2927 Alamosa

Discovery
- Discovered by: N. G. Thomas
- Discovery site: Anderson Mesa Stn.
- Discovery date: 5 October 1981

Designations
- Named after: Alamosa, Colorado (discoverer's birthplace)
- Alternative designations: 1981 TM · 1936 OA 1975 EN_{2}
- Minor planet category: main-belt · (middle) background

Orbital characteristics
- Epoch 27 April 2019 (JD 2458600.5)
- Uncertainty parameter 0
- Observation arc: 82.26 yr (30,044 d)
- Aphelion: 2.9605 AU
- Perihelion: 2.1020 AU
- Semi-major axis: 2.5312 AU
- Eccentricity: 0.1696
- Orbital period (sidereal): 4.03 yr (1,471 d)
- Mean anomaly: 162.56°
- Mean motion: 0° 14^{m} 40.92^{s} / day
- Inclination: 17.022°
- Longitude of ascending node: 150.47°
- Argument of perihelion: 189.56°

Physical characteristics
- Mean diameter: 11.83 km (calculated)
- Synodic rotation period: 4.3832 h
- Geometric albedo: 0.20 (assumed)
- Spectral type: S
- Absolute magnitude (H): 12.1

= 2927 Alamosa =

Main-belt asteroid

2927 Alamosa, provisional designation , is a stony background asteroid from the central region of the asteroid belt, approximately 12 km in diameter. The asteroid was discovered on 5 October 1981, by American astronomer Norman Thomas at Lowell's Anderson Mesa Station in Flagstaff, Arizona. The S-type asteroid has a rotation period of 4.4 hours. It was named after the U.S. town of Alamosa in Colorado.

== Orbit and classification ==

Alamosa is a non-family asteroid from the main belt's background population. It orbits the Sun in the central asteroid belt at a distance of 2.1–3.0 AU once every 4.03 years (1,471 days; semi-major axis of 2.53 AU). Its orbit has an eccentricity of 0.17 and an inclination of 17° with respect to the ecliptic. It was first identified as at Heidelberg Observatory in 1936, extending the asteroid's observation arc by 45 years prior to its official discovery observation at Anderson Mesa.

== Naming ==

This minor planet was named after the U.S. town of Alamosa, Colorado, located in the San Luis Valley on the upper Rio Grande. The town is the birthplace of the discovering astronomer, Norman Thomas. The official naming citation was published by the Minor Planet Center on 20 December 1983 (M.P.C. 8405). Almosa is Spanish for cottonwood tree.

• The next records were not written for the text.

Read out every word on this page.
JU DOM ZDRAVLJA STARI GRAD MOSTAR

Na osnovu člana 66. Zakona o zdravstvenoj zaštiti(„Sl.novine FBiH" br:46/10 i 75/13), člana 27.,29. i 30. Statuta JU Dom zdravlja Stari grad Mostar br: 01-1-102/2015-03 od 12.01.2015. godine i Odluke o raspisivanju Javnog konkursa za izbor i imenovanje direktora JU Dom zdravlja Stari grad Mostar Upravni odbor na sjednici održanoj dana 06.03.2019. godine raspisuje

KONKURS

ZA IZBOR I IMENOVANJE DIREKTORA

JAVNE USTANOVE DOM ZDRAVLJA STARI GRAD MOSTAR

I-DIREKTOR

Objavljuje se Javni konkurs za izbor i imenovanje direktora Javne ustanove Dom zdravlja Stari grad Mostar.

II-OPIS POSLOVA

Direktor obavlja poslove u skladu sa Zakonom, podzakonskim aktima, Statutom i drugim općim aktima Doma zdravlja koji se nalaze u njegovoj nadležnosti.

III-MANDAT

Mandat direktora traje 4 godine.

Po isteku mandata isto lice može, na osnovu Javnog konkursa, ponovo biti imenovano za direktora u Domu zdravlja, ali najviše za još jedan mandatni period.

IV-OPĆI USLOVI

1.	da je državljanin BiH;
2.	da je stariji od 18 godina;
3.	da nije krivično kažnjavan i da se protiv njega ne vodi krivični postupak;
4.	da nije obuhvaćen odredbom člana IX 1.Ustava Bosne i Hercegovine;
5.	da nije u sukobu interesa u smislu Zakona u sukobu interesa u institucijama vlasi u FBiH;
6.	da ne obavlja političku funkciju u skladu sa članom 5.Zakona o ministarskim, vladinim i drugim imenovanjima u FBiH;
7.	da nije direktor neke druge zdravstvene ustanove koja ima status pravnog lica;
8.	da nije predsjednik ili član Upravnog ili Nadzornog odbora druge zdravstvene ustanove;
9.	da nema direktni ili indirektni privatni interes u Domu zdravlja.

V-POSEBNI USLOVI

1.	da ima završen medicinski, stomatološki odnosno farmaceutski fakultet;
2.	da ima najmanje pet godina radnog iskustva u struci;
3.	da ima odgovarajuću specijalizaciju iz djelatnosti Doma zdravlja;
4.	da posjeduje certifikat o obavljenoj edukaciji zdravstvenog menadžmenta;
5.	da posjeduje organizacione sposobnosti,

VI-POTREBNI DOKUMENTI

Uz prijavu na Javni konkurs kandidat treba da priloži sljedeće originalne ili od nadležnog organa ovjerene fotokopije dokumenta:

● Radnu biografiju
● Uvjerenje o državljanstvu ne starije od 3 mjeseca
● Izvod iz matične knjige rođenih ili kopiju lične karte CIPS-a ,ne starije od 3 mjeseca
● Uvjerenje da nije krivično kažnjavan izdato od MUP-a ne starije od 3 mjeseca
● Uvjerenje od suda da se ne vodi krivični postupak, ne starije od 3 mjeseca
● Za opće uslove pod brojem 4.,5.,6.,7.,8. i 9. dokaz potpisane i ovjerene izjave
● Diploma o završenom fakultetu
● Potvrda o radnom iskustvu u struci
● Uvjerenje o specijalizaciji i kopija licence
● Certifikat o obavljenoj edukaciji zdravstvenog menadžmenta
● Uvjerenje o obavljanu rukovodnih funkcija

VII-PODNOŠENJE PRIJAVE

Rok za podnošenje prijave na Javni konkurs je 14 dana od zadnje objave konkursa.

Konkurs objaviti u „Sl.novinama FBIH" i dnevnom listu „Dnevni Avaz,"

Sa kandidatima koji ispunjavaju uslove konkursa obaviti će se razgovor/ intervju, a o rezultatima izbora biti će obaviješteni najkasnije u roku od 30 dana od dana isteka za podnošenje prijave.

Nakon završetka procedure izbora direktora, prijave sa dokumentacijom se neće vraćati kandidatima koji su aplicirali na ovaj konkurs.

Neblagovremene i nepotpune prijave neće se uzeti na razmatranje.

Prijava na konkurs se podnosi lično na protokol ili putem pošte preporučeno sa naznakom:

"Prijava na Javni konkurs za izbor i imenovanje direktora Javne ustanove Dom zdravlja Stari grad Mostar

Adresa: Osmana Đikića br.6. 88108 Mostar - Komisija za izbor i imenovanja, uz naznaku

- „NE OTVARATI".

== Physical characteristics ==

Alamosa has been characterized as a common S-type asteroid by Pan-STARRS' survey, the Small Solar System Objects Spectroscopic Survey (S3OS2), as well as in the SDSS-based taxonomy. In the SMASS-like variant of the S3OS2 taxonomy, Alamosa is a K-type asteroid.

In April and May 2012, a rotational lightcurve was obtained from photometric observations made at the Phillips Academy Observatory . Lightcurve analysis gave a well-defined rotation period of 4.3832±0.0002 hours with a brightness variation of 0.26 in magnitude (U=3). The Collaborative Asteroid Lightcurve Link assumes a standard albedo for stony asteroids of 0.20 and calculates a diameter of 11.8 kilometers with an absolute magnitude of 12.0.